It's similar when it can be identical. It simply looks like 2 authors
wrote 2 different code paths which is the case. Just huddle and code
it one way, I don't much care which.

>
> >
> >> In this case, the reason for adding helper function is to make it easier
> >> for calling it from tdx.h.
> >>>
> >>>> diff --git a/arch/x86/include/asm/io.h b/arch/x86/include/asm/io.h
> >>>> index ef7a686a55a9..daa75c8eef5d 100644
> >>>> --- a/arch/x86/include/asm/io.h
> >>>> +++ b/arch/x86/include/asm/io.h
> >>>> @@ -40,6 +40,7 @@
> >>>>
> >>
> >> snip
> >>
> >>>> +
> >>>> +/* Helper function for converting {b,w,l} to byte size */
> >>>> +static inline int tdx_get_iosize(char *str)
> >>>> +{
> >>>> +       if (str[0] == 'w')
> >>>> +               return 2;
> >>>> +       else if (str[0] == 'l')
> >>>> +               return 4;
> >>>> +
> >>>> +       return 1;
> >>>> +}
> >>>
> >>> This seems like an unnecessary novelty. The BUILDIO() macro in
> >>> arch/x86/include/asm/io.h takes a type argument, why can't the size be
> >>> explicitly specified rather than inferred from string parsing?
> >>
> >> I don't want to make changes to generic macros in io.h if it can be
> >> avoided.
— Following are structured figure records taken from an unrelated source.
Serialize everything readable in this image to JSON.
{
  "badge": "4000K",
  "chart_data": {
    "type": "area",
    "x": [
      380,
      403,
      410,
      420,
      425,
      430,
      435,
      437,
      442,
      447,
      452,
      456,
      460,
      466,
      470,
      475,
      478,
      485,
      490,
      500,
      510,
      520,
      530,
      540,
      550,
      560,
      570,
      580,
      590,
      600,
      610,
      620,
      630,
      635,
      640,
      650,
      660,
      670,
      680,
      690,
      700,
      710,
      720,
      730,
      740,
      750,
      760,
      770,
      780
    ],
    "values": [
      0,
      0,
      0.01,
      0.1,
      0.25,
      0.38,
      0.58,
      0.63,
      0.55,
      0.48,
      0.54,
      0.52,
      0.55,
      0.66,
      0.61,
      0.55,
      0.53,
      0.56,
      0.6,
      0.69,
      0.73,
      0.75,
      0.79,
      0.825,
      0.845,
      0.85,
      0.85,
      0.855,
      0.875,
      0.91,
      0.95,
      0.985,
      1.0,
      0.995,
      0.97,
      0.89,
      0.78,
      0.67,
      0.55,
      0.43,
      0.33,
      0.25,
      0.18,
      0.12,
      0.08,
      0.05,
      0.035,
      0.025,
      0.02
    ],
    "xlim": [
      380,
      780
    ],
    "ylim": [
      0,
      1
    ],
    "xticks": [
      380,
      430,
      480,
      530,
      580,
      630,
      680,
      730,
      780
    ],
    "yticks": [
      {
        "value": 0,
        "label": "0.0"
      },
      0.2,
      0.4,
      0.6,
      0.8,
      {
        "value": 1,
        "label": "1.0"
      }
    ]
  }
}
It follows similar argument/type in all arch/* code. Also, it
> >> is easier to handle TDX as a special case here.
> >>
> >
> > What changes are you talking about to the generic macros? The BUILDIO
> > macro passes in a size parameter explicitly rather than inferring the
> > size from the string name of an argument. BUILDIO does not need to
> > change, it's backend just needs to do the right thing in the TDX case.
> >
> > Otherwise, "I don't want to" is not a sufficient justification for
> > avoiding needlessly new design patterns.
>
> I hope this is what you meant?
>
> --- a/arch/x86/include/asm/io.h
> +++ b/arch/x86/include/asm/io.h
> @@ -273,25 +273,25 @@ static inline bool sev_key_active(void) { return false; }
>   #endif /* CONFIG_AMD_MEM_ENCRYPT */
>
>   #ifndef __out
> -#define __out(bwl, bw)                                                 \
> +#define __out(bwl, bw, sz)                                             \
>          asm volatile("out" #bwl " %" #bw "0, %w1" : : "a"(value), "Nd"(port))
>   #endif
>
>   #ifndef __in
> -#define __in(bwl, bw)                                                  \
> +#define __in(bwl, bw, sz)                                              \
>          asm volatile("in" #bwl " %w1, %" #bw "0" : "=a"(value) : "Nd"(port))
>   #endif
>
>   #define BUILDIO(bwl, bw, type)                                         \
>   static inline void out##bwl(unsigned type value, int port)             \
>   {                                                                      \
> -       __out(bwl, bw);                                                 \
> +       __out(bwl, bw, sizeof(type));                                                   \
>   }                                                                      \
>                                                                          \
>   static inline unsigned type in##bwl(int port)                          \
>   {                                                                      \
>          unsigned type value;                                            \
> -       __in(bwl, bw);                                                  \
> +       __in(bwl, bw, sizeof(type));                                                    \
>          return value;                                                   \
>   }

Looks good.